Deterioration of abilities creates rage, frustration and anger. Adaptation is hard when you haven’t had to adapt to body changes much in your life. I think this impacts men much differently from women, especially women who have had children, but then I have never completely lost the use of a limb.
Over the last 3 or 4 months Dave has been losing the use of his right hand, which has extended into the right arm. We do know that the tumor was in a region that impacts this movement and control. Speech hasn’t been as impacted, but there is still some frustration when words don’t come smoothly or the opposite of what he wants to say comes out.
There is also the desire to go out and do things. Like go to the movies, shopping, and anything outside of the house that he can do. SARS-COV-2 has really put a lot of restrictions on what and where he is able to go due to the continuing chemotherapy treatments and his lower immune system.
With me being home working it’s also hard because we have to get used to seeing each other all the time and often I am not able to just drop what I am doing to have a conversation or encourage him to go for a walk or just get outside. I get exceptionally frustrated when he doesn’t do anything to help get strength back, yet I completely understand why as it’s one of those things that while you know it will help, the motivation to get moving and do something isn’t great when you can’t do what you think you should be able to do.
It has been 15 months of challenges and there comes a point in time where you get really tired of everything you do being a challenge, tiring you out or being harder than your brain remembers it being.
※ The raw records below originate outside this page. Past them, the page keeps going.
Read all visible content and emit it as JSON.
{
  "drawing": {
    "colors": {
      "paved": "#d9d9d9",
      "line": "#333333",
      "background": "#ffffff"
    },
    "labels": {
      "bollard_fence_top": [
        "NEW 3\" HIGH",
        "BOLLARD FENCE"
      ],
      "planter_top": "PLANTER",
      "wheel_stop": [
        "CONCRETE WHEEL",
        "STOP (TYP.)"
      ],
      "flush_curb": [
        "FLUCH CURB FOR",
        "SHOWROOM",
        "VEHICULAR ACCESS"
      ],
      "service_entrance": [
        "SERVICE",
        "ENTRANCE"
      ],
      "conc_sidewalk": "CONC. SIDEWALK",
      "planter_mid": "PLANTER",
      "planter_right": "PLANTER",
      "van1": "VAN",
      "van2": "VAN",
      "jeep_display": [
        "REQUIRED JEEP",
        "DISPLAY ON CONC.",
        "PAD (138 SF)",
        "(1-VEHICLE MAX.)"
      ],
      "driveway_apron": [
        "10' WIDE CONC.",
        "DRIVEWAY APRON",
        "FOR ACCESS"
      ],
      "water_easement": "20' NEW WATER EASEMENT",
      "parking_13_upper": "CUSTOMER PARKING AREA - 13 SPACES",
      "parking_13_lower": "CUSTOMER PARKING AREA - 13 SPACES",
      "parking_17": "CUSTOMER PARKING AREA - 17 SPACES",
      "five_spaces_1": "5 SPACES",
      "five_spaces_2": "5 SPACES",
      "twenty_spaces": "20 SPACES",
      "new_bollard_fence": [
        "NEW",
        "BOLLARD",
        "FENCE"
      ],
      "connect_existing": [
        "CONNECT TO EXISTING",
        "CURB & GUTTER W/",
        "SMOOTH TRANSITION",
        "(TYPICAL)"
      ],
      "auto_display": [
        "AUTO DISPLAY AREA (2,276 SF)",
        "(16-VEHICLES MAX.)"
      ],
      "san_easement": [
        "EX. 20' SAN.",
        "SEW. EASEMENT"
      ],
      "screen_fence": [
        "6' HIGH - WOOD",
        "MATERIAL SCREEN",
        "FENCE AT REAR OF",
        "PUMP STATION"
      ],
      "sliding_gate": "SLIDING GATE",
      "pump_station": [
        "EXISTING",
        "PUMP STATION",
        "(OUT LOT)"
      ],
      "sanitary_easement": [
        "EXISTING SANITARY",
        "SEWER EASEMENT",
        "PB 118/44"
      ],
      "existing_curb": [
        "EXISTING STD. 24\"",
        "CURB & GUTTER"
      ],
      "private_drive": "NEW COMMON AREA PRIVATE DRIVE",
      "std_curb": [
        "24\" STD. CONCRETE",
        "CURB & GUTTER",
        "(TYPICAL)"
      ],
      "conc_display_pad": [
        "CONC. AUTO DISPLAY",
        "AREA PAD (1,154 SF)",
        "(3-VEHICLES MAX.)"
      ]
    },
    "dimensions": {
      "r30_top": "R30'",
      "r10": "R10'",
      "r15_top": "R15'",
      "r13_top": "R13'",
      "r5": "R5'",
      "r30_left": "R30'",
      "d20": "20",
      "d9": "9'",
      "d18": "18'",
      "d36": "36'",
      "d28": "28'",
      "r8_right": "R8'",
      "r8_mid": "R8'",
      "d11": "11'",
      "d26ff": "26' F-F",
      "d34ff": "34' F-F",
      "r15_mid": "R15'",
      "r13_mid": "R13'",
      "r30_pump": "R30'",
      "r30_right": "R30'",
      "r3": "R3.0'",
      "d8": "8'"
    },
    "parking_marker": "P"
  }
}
I’ve never really been through that to this extreme, but do recall injuries that have had a lasting impact on how I function and do things, knees are not fun to injure.
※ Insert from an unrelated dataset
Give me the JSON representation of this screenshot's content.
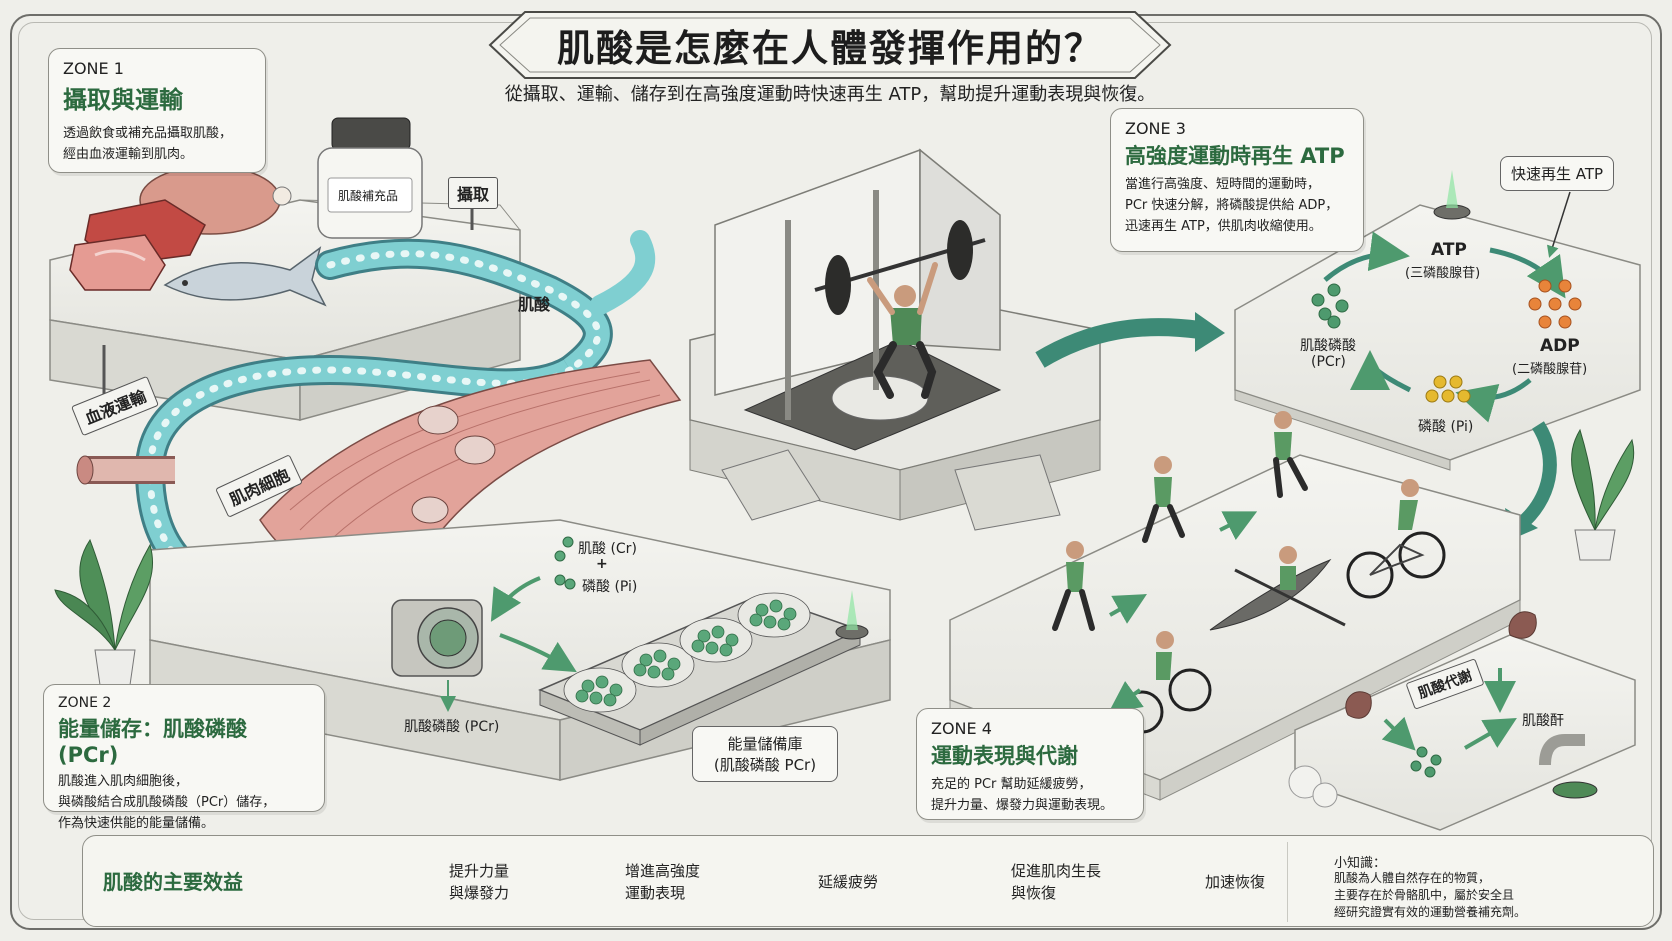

The next MRI is tomorrow. We find out the results on November 17. We keep cycling through the same emotional flow during the 6 week rotations, but this one has been harder as the loss of the arm has really created a feeling of uselessness. I don’t think he is useless, I think that his usefulness just needs to shift. That is always the way I have felt. Throughout life our way of interacting with the world changes with our abilities or inabilities. It is up to us to take responsibility for this shift and do what we can, ask for help for what we don’t do well and let go of what we can’t do anymore.
However, much of this directly impacts our identity. If we can’t do something it changes how we related to those around us and the world. I completely understand the anger and frustration over this, though I haven’t been through it in this way. It takes a different way of thinking to get through it, and sometimes there are very dark days that need to be struggled through to see the bright ones.
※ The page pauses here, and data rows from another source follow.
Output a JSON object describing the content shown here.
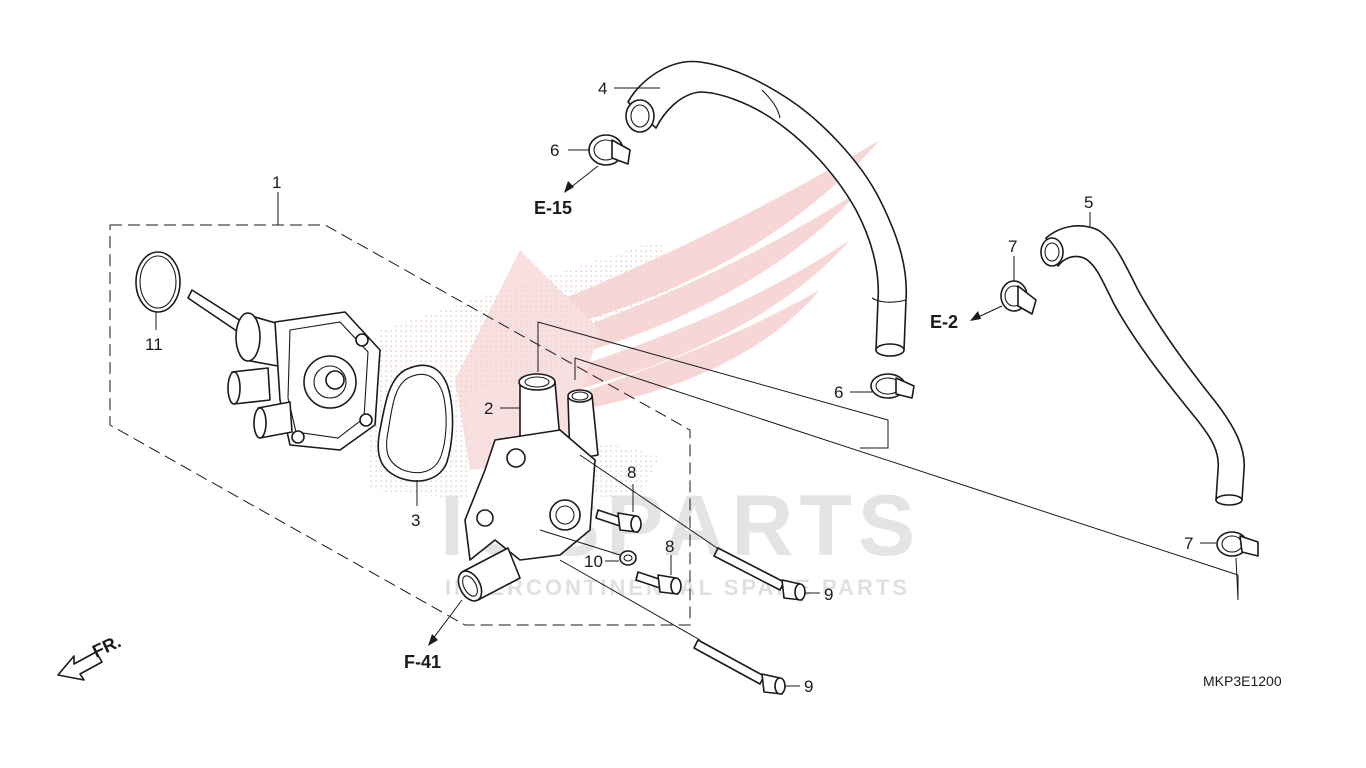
{
  "watermark": {
    "brand": "IGSPARTS",
    "tagline": "INTERCONTINENTAL SPARE PARTS",
    "color": "#e0393e"
  },
  "callouts": {
    "p1": "1",
    "p2": "2",
    "p3": "3",
    "p4": "4",
    "p5": "5",
    "p6a": "6",
    "p6b": "6",
    "p7a": "7",
    "p7b": "7",
    "p8a": "8",
    "p8b": "8",
    "p9a": "9",
    "p9b": "9",
    "p10": "10",
    "p11": "11"
  },
  "references": {
    "e15": "E-15",
    "e2": "E-2",
    "f41": "F-41",
    "fr": "FR."
  },
  "diagram_code": "MKP3E1200"
}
I will update after the oncology appointment. Any thoughts, prayers, well wishes, etc are always welcome and appreciated as it’s getting harder than it has been. Those of you that have Dave’s contact please text him. He may not respond, but knowing that people care helps.
We are still in this fight. Your support helps. Dave’s Brain Cancer Journey
The Adams-Schlag Family 
Think of your family often around this pandemic, take care, hope the sunshine’s a lot this winter ❤️❤️
We pray for Dave daily asking for healing and/or improvement. We have no idea how hard it is for both of you but we will continue to hold you guys up in prayer.
Thinking of you and remembering all of the wonderful times spent with you, Amanda, and your mom. Sending love to you, Dave, and your boys. ❤
Sending prayers to you and your family, especially to Dave. I see the boys out playing in our front yards, using my large spruce tree as a fort. It makes us smile. We know is it a hard thing to deal with and wish for ease in this transition of life. Take care, and I’m sure you are.